4 White Lies You Should Never Tell Your Partner
Your partner probably already knows you're lying, so why pretend you're not?
Posted April 19, 2018 | Reviewed by Jessica Schrader
When do we tacitly “permit” ourselves to use white lies? Research indicates that we are likely to tell a white lie for four common reasons (Camden, Motley, & Wilson, 2009). These are to avoid shame or humiliation; to keep conflict or disruption to a minimum; to end an inconvenient encounter; and to end a relationship (“It’s not you, it's me”).
Using white lies under these circumstances is considered socially acceptable, but when the goal of the lie moves towards deception of others for your own selfish purposes, these lies have turned a corner. No longer "white lies," they become an attempt at a “snow job” designed to take advantage of another. For instance, it’s OK to lie to save your partner's feelings if you say you “love” the meal he lovingly prepared for you, even if it’s not exactly what you’d ever make for yourself. However, it’s not OK to lie when the only feelings you’re protecting are your own .
When Do White Lies Become Hazardous to a Relationship?
Deciding what is an “OK” lie and what is a “dangerous lie” requires consideration of your motivation and the potential fallout if the truth were found out. When it involves too much interest in the activities or presence of another person who could be seen as a romantic rival or threat, the real question is why you are giving in to temptation if you know it’s a behavior that might land you on the wrong side of an argument with your current partner. However, the “lie” that you didn’t peek may be a bigger problem than the fact that your eyes momentarily wandered. Lies are used to cover up the truth and when lies are needed, partners begin to wonder what is really the truth.

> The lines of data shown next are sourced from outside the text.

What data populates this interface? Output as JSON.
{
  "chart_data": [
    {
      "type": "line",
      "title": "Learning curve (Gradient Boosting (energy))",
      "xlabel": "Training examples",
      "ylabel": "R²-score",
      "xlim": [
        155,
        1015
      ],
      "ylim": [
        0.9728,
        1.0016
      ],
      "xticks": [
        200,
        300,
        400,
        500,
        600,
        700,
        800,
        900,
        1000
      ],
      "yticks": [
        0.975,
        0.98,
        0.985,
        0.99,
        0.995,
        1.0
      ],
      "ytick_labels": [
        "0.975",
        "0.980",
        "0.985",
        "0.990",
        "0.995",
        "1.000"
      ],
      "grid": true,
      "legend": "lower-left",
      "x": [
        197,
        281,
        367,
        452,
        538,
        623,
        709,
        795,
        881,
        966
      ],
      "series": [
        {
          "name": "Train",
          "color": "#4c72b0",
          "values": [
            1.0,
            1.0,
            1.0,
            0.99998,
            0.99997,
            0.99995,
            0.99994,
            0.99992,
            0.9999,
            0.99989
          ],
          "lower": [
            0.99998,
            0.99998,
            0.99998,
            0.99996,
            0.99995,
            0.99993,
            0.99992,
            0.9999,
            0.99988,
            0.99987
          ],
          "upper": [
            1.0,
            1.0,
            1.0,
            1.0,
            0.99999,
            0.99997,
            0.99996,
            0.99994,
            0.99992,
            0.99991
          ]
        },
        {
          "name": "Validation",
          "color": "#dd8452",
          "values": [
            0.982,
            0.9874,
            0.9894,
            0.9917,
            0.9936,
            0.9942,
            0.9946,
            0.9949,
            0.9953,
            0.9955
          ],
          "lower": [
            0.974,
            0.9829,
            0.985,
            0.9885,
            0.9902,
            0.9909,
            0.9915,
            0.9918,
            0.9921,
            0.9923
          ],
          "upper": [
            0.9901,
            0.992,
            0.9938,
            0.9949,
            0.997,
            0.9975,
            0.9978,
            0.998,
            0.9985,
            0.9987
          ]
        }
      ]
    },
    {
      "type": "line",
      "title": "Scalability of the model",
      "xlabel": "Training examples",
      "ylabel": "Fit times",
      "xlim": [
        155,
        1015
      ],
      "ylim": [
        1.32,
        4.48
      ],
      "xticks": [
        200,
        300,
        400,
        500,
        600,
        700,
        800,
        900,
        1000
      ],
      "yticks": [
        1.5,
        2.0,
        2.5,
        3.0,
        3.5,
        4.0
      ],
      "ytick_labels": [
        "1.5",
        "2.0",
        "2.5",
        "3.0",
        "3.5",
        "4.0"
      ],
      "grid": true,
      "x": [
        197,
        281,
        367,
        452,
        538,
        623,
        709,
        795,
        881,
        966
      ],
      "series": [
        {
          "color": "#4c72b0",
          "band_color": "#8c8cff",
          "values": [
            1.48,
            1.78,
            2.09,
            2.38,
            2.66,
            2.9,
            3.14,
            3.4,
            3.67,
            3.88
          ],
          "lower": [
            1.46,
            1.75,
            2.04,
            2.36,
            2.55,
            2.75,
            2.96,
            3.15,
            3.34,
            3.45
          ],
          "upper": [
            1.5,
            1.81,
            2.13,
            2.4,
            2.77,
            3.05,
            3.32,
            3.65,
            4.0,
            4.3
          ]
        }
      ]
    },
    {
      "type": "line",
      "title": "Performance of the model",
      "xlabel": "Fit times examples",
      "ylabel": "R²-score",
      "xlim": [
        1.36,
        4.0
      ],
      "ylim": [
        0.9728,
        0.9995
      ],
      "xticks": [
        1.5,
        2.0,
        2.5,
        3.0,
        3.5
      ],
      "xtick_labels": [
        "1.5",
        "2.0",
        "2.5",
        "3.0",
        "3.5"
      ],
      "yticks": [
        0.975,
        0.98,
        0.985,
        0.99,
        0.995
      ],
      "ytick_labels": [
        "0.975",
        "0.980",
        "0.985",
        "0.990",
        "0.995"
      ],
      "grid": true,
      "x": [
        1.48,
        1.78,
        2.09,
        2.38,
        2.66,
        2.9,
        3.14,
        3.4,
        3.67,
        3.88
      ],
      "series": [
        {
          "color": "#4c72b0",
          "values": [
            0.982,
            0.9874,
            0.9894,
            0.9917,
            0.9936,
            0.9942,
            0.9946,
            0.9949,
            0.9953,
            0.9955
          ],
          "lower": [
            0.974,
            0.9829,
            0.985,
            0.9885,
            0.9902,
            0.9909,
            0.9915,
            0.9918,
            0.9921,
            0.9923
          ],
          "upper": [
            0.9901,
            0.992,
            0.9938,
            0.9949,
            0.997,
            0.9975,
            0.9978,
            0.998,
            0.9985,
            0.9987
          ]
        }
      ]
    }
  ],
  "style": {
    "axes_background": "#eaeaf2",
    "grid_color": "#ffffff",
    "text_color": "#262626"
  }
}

In short, a white lie becomes hazardous when it’s used to protect your own hide, not when it’s done to protect the feelings of another. Think about it this way: What’s the probable reaction if a “white lie” was revealed for the untruth it was? In cases of actively checking out the social media postings of an ex, a partner may be a bit justified to find out their that his partner was doing this covertly. If he found out you were willing to re-watch an episode of Billions that you’d already “stealth-watched,” he’d probably be a little disappointed, but not threatened. Everyone has a different expectation regarding what issues require the absolute truth—either from themselves or others. If your intuition is urging you to avoid even a "white lie," follow your gut.
4 White Lies You Should Never Tell
Here are four “white lies” that you should never use with a current or potential partner if you want to be on the right side of relational behaviors:
- I’ll be in touch. If you know you’re never going to dial those digits again, don’t promise that you will. Protecting yourself from the pain of being the heavy isn’t worth the potential psychological and emotional pain you’re dropping that person into with a hollow promise.
- You’re the only one for me—I never even look at other women/men. If you’re already texting another potential partner or trying to think of ways to break off the relationship already. The longer you lead someone on, the more painful the actual break-up will be. Ending a relationship that’s going nowhere is like ripping off a Band-Aid—you can make the break quick, final, and clean—which can sting pretty sharply at that moment—but the pain will fade with time. Or you can slowly drag out the process which may seem less acutely painful at the time, but can be torment and torture as you wait for the final break to occur. Honesty and fair warning are always more valued—the white lies used to snow a partner are self-serving rather than chosen for the common good.
- We’re only friends, nothing more. If you were really “only friends,” it’s probably unlikely that you’d have any reason to try and convince a partner that an extra-relational companion is nothing more than a friend. Emotional affairs can be every bit as devastating as physical affairs to relationships. In fact, women are likely to be a lot more jealous if they think you’re growing too close to a friend, so claiming that another woman is “just” a friend isn’t the tack to take when you’re getting called out for potentially wayward behavior by a significant other.
- I promise I’ll quit (fill-in-the-blank) after tonight. Whether the behavior is flirting, gambling, drinking too much, smoking, or sitting on your butt while your partner is doing something constructive that you should also be doing, if your intention isn’t true, don’t even make a promise that you know is a lie. Your partner knows, too, and each time you make a “white lie promise,” you are doing damage to the relationship if it’s a high-stakes issue for your partner.
The Equation for Measuring the Risk of a Lie
So, the equation for deciding whether or not to lie would have a couple of variables:
- The measure of the intent of the lie
- The potential fall-out you will face if you’re found out
Weigh these variables before you risk telling the lie, no matter how “harmless” it may seem at that moment.
Camden, C., Motley, M. T., & Wilson, A. (2009). White lies in interpersonal communication: A taxonomy and preliminary investigation of social motivations. Western Journal of Speech Communication, 48(4), 309-325.
Lupoli, M. J., Jampol, L., & Oveis, C. (2017). Lying because we care: Compassion increases prosocial lying. Journal of Experimental Psychology: General, 146(7), 1026-2042.